The two sit, almost to the safety of the ship, but too far gone to make it. Miller asks Holden what rains tasted like, and then asks, “How could you leave a place like Earth?” “Everything I loved was dying,” Holden replies.
Then Julie Mao opens the airlock? Oh, wait, it’s Amos! So are these visions just Miller’s misfiring brain? But then, how do we explain Julie’s vision of him? Am I seriously going to have to wait a year to find this out? Miller and Holden are strapped into medical chairs. Miller finds out his oldest friend is dead, and Naomi tells Holden, “We saved a few. We should’ve saved more.” “We will”, Holden says, and they clasp hands.
Alex pilots them out, breaking the clamps, and they escape with at least a few hopefully healthy Erosians. But wait! Dresden is on a different ship watching the carnage at the bioweapon infects all of Eros. He’s sending a transmission to something called Thoth. And Alex spots the ship, and its transmitter. Will the Roci go after Dresden?
We don’t get to see Alex’s response, because instead we check back in with Kenzo the Spy. He staggers into a courtyard, see the bioweapon, and watches as it first forms a copy of his body, and then engulfs him.
The end credits unspool over the eerie hissing sound of the bioweapon.
Thoughts Randomly Floating in the Void of Space:
- OK, first of all, again with the guy floating helplessly away into space! Ugh.

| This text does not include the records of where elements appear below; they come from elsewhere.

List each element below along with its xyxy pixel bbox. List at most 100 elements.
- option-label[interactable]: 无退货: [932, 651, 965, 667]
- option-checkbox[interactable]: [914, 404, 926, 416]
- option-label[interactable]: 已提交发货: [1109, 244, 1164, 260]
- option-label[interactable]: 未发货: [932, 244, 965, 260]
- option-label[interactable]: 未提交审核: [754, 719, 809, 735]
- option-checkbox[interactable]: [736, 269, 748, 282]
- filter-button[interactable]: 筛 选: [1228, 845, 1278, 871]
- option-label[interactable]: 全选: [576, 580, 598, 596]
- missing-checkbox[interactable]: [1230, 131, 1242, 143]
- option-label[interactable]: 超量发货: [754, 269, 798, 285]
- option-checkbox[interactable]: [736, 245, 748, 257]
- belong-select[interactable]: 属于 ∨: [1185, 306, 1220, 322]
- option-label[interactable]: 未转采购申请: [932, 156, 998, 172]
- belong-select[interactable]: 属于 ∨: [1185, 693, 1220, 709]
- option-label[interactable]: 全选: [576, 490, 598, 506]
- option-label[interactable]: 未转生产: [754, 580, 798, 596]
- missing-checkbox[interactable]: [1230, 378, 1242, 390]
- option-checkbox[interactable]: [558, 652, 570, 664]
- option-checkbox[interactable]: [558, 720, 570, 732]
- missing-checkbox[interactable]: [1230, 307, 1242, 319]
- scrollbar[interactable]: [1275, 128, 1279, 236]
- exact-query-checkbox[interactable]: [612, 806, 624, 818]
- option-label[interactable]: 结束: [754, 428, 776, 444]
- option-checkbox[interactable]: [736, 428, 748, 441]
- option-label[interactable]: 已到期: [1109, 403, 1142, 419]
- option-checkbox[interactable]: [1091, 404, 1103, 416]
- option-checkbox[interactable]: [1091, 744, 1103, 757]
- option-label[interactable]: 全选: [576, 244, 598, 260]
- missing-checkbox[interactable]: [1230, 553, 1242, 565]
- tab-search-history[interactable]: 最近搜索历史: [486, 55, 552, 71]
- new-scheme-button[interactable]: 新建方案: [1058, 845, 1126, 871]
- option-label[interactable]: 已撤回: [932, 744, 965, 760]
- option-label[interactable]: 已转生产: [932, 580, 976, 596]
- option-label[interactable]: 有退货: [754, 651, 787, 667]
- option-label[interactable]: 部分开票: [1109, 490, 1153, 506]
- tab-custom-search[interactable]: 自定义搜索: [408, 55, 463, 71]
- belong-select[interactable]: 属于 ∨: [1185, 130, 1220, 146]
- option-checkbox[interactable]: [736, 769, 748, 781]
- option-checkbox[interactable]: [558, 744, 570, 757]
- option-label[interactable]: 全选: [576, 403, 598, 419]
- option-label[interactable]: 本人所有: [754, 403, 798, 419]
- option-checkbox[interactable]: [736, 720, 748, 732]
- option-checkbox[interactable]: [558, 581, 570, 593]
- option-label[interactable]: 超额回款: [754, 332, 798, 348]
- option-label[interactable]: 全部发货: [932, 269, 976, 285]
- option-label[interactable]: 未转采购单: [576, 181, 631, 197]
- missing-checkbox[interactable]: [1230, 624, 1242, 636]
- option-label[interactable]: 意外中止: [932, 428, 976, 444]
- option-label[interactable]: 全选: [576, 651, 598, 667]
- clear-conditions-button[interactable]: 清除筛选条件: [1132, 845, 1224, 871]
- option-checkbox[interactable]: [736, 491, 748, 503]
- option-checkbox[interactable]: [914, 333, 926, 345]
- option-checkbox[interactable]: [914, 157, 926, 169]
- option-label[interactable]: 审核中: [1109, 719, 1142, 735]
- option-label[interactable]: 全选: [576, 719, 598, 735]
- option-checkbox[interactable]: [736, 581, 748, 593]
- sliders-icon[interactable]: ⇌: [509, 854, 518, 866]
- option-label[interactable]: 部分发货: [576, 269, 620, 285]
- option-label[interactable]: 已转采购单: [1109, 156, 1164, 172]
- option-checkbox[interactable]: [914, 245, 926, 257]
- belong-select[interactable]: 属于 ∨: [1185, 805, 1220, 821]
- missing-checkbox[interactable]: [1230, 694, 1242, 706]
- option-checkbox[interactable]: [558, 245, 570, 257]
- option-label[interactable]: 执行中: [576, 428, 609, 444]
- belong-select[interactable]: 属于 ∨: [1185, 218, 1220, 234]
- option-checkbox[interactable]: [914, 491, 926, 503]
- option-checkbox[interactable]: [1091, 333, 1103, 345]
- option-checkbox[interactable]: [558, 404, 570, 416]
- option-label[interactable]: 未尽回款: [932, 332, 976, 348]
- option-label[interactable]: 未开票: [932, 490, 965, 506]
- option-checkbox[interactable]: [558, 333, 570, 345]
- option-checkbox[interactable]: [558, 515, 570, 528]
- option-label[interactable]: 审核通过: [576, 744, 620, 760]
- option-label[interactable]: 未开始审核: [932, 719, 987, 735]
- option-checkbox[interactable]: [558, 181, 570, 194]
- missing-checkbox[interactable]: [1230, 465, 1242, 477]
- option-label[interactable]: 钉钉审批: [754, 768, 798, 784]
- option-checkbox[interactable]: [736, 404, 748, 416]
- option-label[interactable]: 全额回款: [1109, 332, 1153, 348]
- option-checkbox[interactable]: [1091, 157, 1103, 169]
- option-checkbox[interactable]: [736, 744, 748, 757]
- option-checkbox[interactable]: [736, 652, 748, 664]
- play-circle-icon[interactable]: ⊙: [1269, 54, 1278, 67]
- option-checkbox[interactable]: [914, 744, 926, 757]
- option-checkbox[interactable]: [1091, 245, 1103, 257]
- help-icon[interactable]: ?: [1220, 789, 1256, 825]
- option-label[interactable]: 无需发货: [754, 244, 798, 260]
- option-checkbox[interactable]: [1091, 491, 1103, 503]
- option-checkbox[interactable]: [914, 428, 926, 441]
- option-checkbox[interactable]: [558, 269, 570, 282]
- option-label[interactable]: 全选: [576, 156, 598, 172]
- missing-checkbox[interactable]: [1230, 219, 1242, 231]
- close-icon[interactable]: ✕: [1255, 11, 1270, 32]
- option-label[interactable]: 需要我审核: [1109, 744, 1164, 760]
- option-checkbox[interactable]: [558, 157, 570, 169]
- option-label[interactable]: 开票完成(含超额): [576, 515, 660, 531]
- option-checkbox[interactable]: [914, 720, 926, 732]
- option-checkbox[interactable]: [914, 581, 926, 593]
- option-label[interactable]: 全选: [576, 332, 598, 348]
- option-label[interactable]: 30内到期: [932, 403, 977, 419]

- We finally got a good long look at the bioweapon and its effects, and it is exactly as terrifying as the show’s been hinting. We also know that there’s a plot wayyyy high up in the U.N. working with Mao, who may be the engineer of the weapon. Avaaserala will presumably be under threat from that plot. The Rocinante is potentially going off to chase Dresden, who works for Mao, and Miller is now even more dedicated to finding out what happened to Julie. It seems that all the threads will be coming together in the next season.
- I’m really pleased that the show gave us some time with Julie before she was infected. Rather than letting her remain a symbol the show wrapped back around to that opening scene, and we got to see Julie the fighter, who loved and was loved by Belters, and who used her own skill to help them. She wasn’t just an angsty rich girl, or an icon for Miller to worship, or a pawn to be used by her father and Dawes.
- I love that the complications of Holden’s morality has become the center of the show. Obviously, we’ve all been trained by Batman to admire the hero who won’t kill. But at this point, is Holden’s unwillingness to use extreme force a good or a bad thing for his mission? Is this the sign of an untarnished morality or, in these extreme circumstances, has it become a moral failing?
- Naomi and Amos are friends again yaayyyyy!
- What is Dawes’ actual game? Was he just using Julie? And is Fred Johnson as innocent as he claims to be?
- I loved Miller’s arc, from being a pale imitation of a noir hero to a resourceful anti-hero. I think the radiation agreed with him?
- Overall, I think this season was excellent. The show consistently balanced action with character development, and had enough sharp dialogue and flashes of wit to get me past the occasional clunky exposition. I’m also impressed that the showrunners have chosen to put class warfare front and center. They’re showing us the miserable lives of Belters, while also making it clear that people like Dawes have their own agendas. They made Miller kind of a dick, but then you learn more an more about his horrific childhood. They make Holden a stereotype of a white male action hero (even introducing him via a mid-air sex scene in which his partner compliments him on his prowess) and then undercuts that with his aversion to violence, his posturing, and insights into his own Quixotic childhood. We still don’t know much about Amos or Naomi, or what happened to Alex’s family. And I’m now concerned for Avaaserala, whom I started out loathing.
- What do we want to see in Season Two? Personally, I’d like to actually go to Mars. Our brief glimpse of Martian culture was fascinating, and I hope it’s explored more as the show goes on.